Preliminary analysis by the Wall Street Journal points to a stunning drop in turnout among Democratic voters in the United States on 5 November.
The Republicans swept the elections for president, Senate and possibly the House of Representatives (counting continues in several districts). The precise reasons for their victories will become clearer in coming months as the results are dissected and more data comes to light.
But one statistic, highlighted by staff writers John West and Kara Dapena, already appears to be among the most significant: voter turnout declined by around 6 percentage points in counties won easily by President Joe Biden in the 2020 elections. By contrast, in counties won by then-President Trump by more than 10 percentage points, voters turned out at higher rates this year—despite overall voter turnout being down across the country.
To put it a little simplistically: Trump motivated Republicans more than Harris motivated Democrats.

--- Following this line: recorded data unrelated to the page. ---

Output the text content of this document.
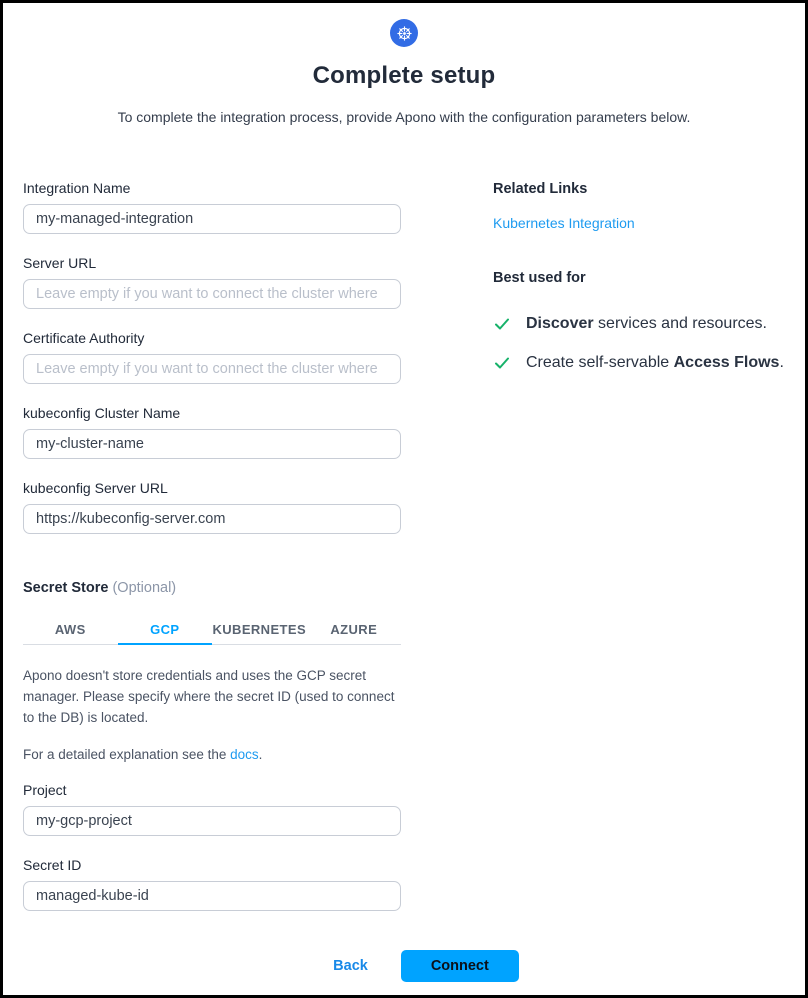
Complete setup
To complete the integration process, provide Apono with the configuration parameters below.
Integration Name
my-managed-integration
Server URL
Leave empty if you want to connect the cluster where
Certificate Authority
Leave empty if you want to connect the cluster where
kubeconfig Cluster Name
my-cluster-name
kubeconfig Server URL
https://kubeconfig-server.com
Secret Store (Optional)
AWS	GCP	KUBERNETES	AZURE

Apono doesn't store credentials and uses the GCP secret manager. Please specify where the secret ID (used to connect to the DB) is located.

For a detailed explanation see the docs.

Project
my-gcp-project
Secret ID
managed-kube-id
Related Links
Kubernetes Integration
Best used for
Discover services and resources.
Create self-servable Access Flows.
Back	Connect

For example, in counties with the highest share of Black residents, college residents, Hispanic residents or union members, voter turnout dropped by more than the national average. In particular, voter turnout was down by an estimated 4.7 percent in counties with the lowest median income, and by nearly 4 percent in counties with the highest share of Black voters.
In working-class Detroit, behind Memphis the second-largest majority Black city in the US, the city clerk only a week before the election predicted a record turnout. In the end, Democrats overestimated Kamala Harris’s pulling power in the devastated city, turnout being reported as 47 percent of eligible voters, compared to the Michigan statewide turnout of more than 73 percent, which was a record high.
“People don’t feel like they’re put back together coming out of the pandemic”, Branden Snyder, director of Michigan Election Defense Coalition, told Malachi Barrett from local news outlet BridgeDetroit. “[Harris’s] policy platform was more robust than Trump’s; he wasn’t offering any specifics. People were looking to hear what can government do, what can she do. That was a miss. There wasn’t enough conversation about the rising cost of rent, student tuition, good jobs.”
This sort of anecdotal feedback is common in media reports across the country. It confirms election day surveys, and polling for months in advance, showing that the economy was a decisive issue.
Yet Democrats spent a great deal of energy trying to win over affluent Republicans—the so-called never-Trumpers—who are much closer ideologically to the elites who control the Democratic Party apparatus: wealthy donors and politicians in bed with the national security apparatus.
There will be other stories to tell from this election, such as what now seems a clear and consolidated shift among Hispanic voters to the Republican Party, and the further fraying of working-class support for the Democrats.
But nothing thus far tells the story quite like Harris underperforming Biden by millions of votes.